Daggers come out of his eyes. “On Mars!”
“Okay, okay,” Bronson says. He gets on the phone with Telemetry.
Meanwhile, Mr. Hanover yells at me: “Get out of my house!”
“Sir,” I say. “If you yell at the Telemetry doctor that way, they’re gonna make you go to the hospital.”
He shouts, “They can’t make me do anything!”
Bronson gets the doctor on the phone and explains the situation. He then puts Mr. Hanover on the line and I go into the kitchen to fill out the paperwork. When I peek back into the living room to ask Bronson if the social worker brought the medical file, Mr. Hanover puts his hand over the phone and yells at me, “How am I supposed to hear the doctor?”

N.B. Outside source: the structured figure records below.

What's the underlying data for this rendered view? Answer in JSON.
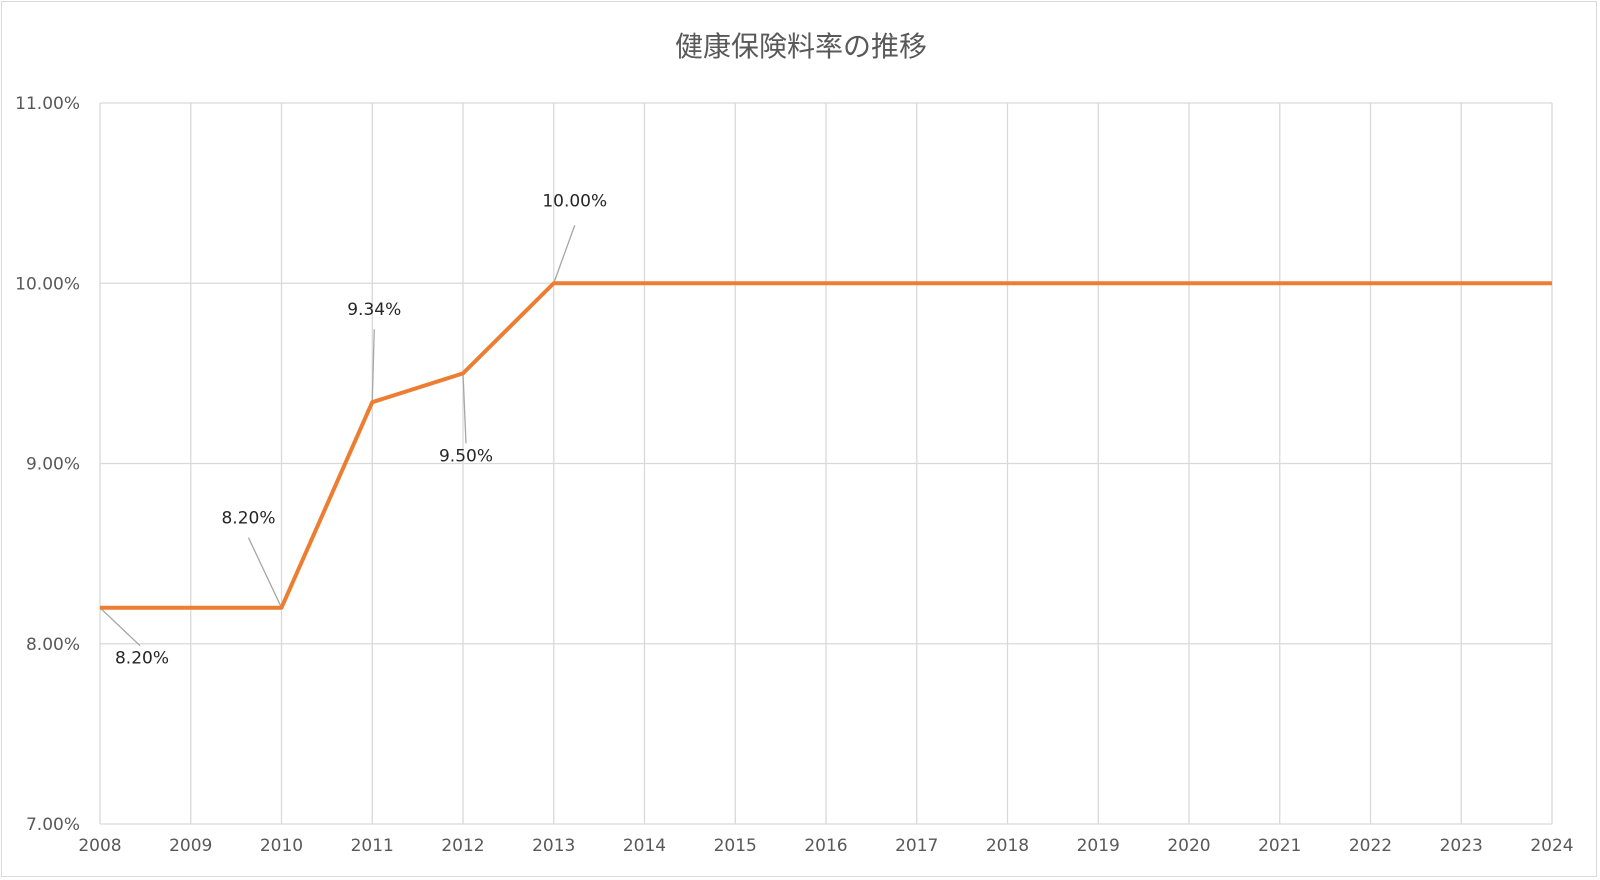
{
  "chart_data": {
    "type": "line",
    "title": "健康保険料率の推移",
    "xlabel": "",
    "ylabel": "",
    "x": [
      2008,
      2009,
      2010,
      2011,
      2012,
      2013,
      2014,
      2015,
      2016,
      2017,
      2018,
      2019,
      2020,
      2021,
      2022,
      2023,
      2024
    ],
    "x_tick_labels": [
      "2008",
      "2009",
      "2010",
      "2011",
      "2012",
      "2013",
      "2014",
      "2015",
      "2016",
      "2017",
      "2018",
      "2019",
      "2020",
      "2021",
      "2022",
      "2023",
      "2024"
    ],
    "ylim": [
      7.0,
      11.0
    ],
    "y_ticks": [
      7.0,
      8.0,
      9.0,
      10.0,
      11.0
    ],
    "y_tick_labels": [
      "7.00%",
      "8.00%",
      "9.00%",
      "10.00%",
      "11.00%"
    ],
    "grid": true,
    "legend": "none",
    "series": [
      {
        "color": "#ed7d31",
        "values": [
          8.2,
          8.2,
          8.2,
          9.34,
          9.5,
          10.0,
          10.0,
          10.0,
          10.0,
          10.0,
          10.0,
          10.0,
          10.0,
          10.0,
          10.0,
          10.0,
          10.0
        ]
      }
    ],
    "data_labels": [
      {
        "x": 2008,
        "value": 8.2,
        "text": "8.20%"
      },
      {
        "x": 2010,
        "value": 8.2,
        "text": "8.20%"
      },
      {
        "x": 2011,
        "value": 9.34,
        "text": "9.34%"
      },
      {
        "x": 2012,
        "value": 9.5,
        "text": "9.50%"
      },
      {
        "x": 2013,
        "value": 10.0,
        "text": "10.00%"
      }
    ]
  }
}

It’s not his fault, I think. He’s not in his own house. He’s in a glorified nursing home. With people paid to check up on him and bathe him and put a plate under his chin. People paid to care for him. Not his family.
It’s not his fault, I think. He just wanted to see the game up close.
Ms. Klopsis is an emergency medical technician for the FDNY. This column details her observations and experiences on the job. Some names and identifying details have been changed to protect the privacy of patients.